Database Normalisation Questions Medium
Data anomalies refer to inconsistencies or irregularities that can occur in a database when it is not properly normalized. These anomalies can affect the accuracy, integrity, and reliability of the data stored in the database.
There are three main types of data anomalies that can occur:
1. Insertion Anomalies: Insertion anomalies occur when it is not possible to add new data to the database without also adding unrelated data. For example, if a database is not properly normalized and a new customer record cannot be added without also providing information about the customer's orders, it would be an insertion anomaly. This can lead to data duplication and inefficiency in data storage.
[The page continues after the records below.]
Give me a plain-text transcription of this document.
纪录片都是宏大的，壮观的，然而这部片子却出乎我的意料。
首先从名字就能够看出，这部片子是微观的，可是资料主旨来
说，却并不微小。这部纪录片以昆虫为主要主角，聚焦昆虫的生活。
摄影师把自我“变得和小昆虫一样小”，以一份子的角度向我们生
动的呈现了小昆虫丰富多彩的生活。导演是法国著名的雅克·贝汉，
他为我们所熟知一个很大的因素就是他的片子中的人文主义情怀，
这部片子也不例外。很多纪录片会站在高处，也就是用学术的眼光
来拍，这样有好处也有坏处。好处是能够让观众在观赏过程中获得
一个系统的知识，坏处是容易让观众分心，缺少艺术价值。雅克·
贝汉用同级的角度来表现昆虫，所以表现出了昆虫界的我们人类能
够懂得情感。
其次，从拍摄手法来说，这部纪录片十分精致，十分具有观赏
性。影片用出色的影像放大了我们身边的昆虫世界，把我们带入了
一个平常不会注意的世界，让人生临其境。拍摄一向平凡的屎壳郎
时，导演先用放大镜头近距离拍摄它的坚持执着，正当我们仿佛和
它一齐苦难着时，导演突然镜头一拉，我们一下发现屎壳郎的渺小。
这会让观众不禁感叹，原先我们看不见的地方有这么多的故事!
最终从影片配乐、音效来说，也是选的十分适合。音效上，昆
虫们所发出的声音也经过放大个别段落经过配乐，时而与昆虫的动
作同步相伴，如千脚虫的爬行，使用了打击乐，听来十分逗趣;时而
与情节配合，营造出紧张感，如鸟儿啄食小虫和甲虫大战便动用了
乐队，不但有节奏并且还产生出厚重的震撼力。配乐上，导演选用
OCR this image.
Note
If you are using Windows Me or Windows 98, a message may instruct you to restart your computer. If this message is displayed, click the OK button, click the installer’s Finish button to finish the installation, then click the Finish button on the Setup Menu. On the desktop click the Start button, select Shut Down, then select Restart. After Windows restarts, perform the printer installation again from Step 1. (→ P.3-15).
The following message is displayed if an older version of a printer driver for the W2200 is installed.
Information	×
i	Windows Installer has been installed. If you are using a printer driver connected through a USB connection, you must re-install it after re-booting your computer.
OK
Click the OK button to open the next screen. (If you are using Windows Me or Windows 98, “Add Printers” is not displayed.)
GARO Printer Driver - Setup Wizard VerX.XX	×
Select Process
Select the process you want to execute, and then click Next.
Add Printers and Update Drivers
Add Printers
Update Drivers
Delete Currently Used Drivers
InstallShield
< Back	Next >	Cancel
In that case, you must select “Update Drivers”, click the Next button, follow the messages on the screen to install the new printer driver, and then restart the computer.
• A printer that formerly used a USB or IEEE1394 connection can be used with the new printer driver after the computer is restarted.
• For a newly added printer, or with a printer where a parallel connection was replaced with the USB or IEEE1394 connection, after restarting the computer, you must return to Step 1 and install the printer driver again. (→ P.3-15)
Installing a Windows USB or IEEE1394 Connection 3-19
2. Update Anomalies: Update anomalies occur when updating data in the database results in inconsistencies or inaccuracies. For instance, if a customer changes their address and the database is not properly normalized, the address would need to be updated in multiple places, leading to potential inconsistencies if the update is not performed correctly in all instances.
3. Deletion Anomalies: Deletion anomalies occur when deleting data from the database unintentionally removes other related data. For example, if a customer record is deleted and the database is not properly normalized, it could also delete the customer's order history, resulting in the loss of valuable information.
By normalizing a database, these anomalies can be minimized or eliminated. Database normalization involves organizing the data into multiple tables and establishing relationships between them through primary and foreign keys. This helps to ensure data integrity, reduce redundancy, and improve overall database performance.